I ask in her view why doesn’t the government intervene to help, she says: “It is because we are prepared to be silent in order to protect our own lifestyles, we are prepared to become silent.”

She herself has seen slavery first hand, since her grandmother’s family had been taken to South Africa as indentured labour from South India, another form of slavery. She visited India to try and understand how slavery existed and was horrified to witness the true extent of child bonded labour. Instead of just giving money to the children she decided to bring these children, the gift of education – skills based vocational, practical learning, which could then be used to improve the quality of life, to make them independent.

The schools that Mukti established were designed not to take the children out of their environment completely, which is what some charities were offering, but to keep them connected to their family and community. Swami Ambikananda also set up a Yoga Association where like-minded people could share their skills and help to get the project moving. She tells me when the project was in its inception, the vision was truly to implement karma yoga – namely helping the community selflessly, without expectation of gain or reward. The charity was Yoga Association and the Mukti project was set up as part of that.

One popular method of raising money and awareness for the Mukti project is the sponsored Surya Namaskarathon. She encourages all practitioners, students and non-students of yoga to contact Mukti and get involved in at least the namaskaram every year to raise money for the charity.

Another school that Mukti is currently working with is aptly called Karam Marg, meaning the ‘way of action’. Karam Marg was the brainchild of a group of children who lived on the Delhi train platforms and some adult friends. Mukti have granted Karam Marg funds so that 30 children can attend school and learn skills that will help them seek employment and become independent. The success comes from the fact that the home is managed by the children themselves. “Their dream is to set up a village of these children so we’re involved with them too.”

Aside from raising funds and the profile of the Mukti project, Swami has recently set up a further project, the Live Your Yoga Project. This is a month by month course enabling individuals to learn and practise yoga. All the proceeds after tax are donated to Mukti. “Change happens,” she says. “Things can’t happen otherwise and sometimes when I speak to teachers and say ‘please lend yourself to this cause’ and they say ‘what has this got to do with my yoga?’”

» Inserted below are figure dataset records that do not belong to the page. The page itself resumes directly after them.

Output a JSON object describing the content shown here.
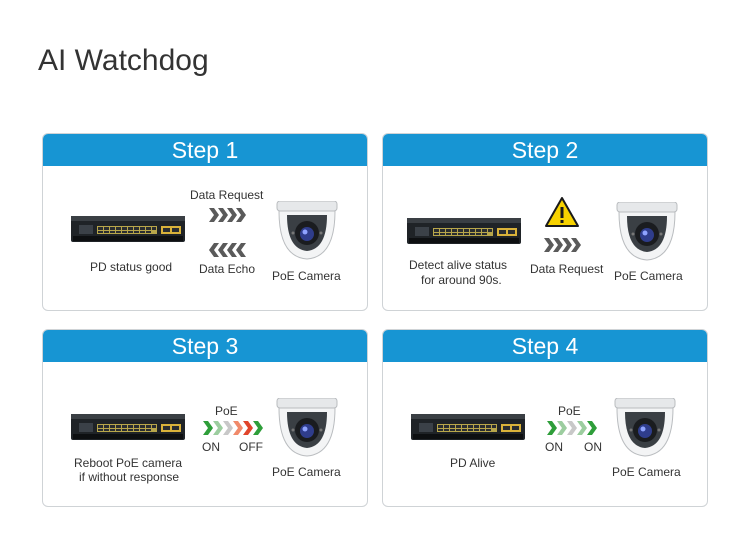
{
  "title": "AI Watchdog",
  "steps": [
    {
      "heading": "Step 1",
      "switch_label": "PD status good",
      "request_label": "Data Request",
      "echo_label": "Data Echo",
      "camera_label": "PoE Camera"
    },
    {
      "heading": "Step 2",
      "status_line1": "Detect alive  status",
      "status_line2": "for around 90s.",
      "request_label": "Data Request",
      "camera_label": "PoE Camera"
    },
    {
      "heading": "Step 3",
      "switch_line1": "Reboot PoE camera",
      "switch_line2": "if without response",
      "poe_label": "PoE",
      "on_label": "ON",
      "off_label": "OFF",
      "camera_label": "PoE Camera"
    },
    {
      "heading": "Step 4",
      "switch_label": "PD Alive",
      "poe_label": "PoE",
      "on_label": "ON",
      "on2_label": "ON",
      "camera_label": "PoE Camera"
    }
  ],
  "colors": {
    "header": "#1795d3",
    "arrow_grey": "#5a5a5a",
    "arrow_green": "#2e9e3a",
    "arrow_red": "#e0452b",
    "warning": "#f7d200"
  }
}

Yet even in the destitution of bonded labour, the spirit and hope of children shines brightly. Swami Ambikananda poignantly encapsulates the aspirations of the children trapped in this living hell: “Children have such spirits. You will find a seven year old breaking rock, he is hungry and still there is that spark in his eyes and he says, ‘I want to be a doctor’. When will humankind realise that children, too, are our dowry? They can bring us to world peace. One would think it would break their spirit, but that’s not what I see.”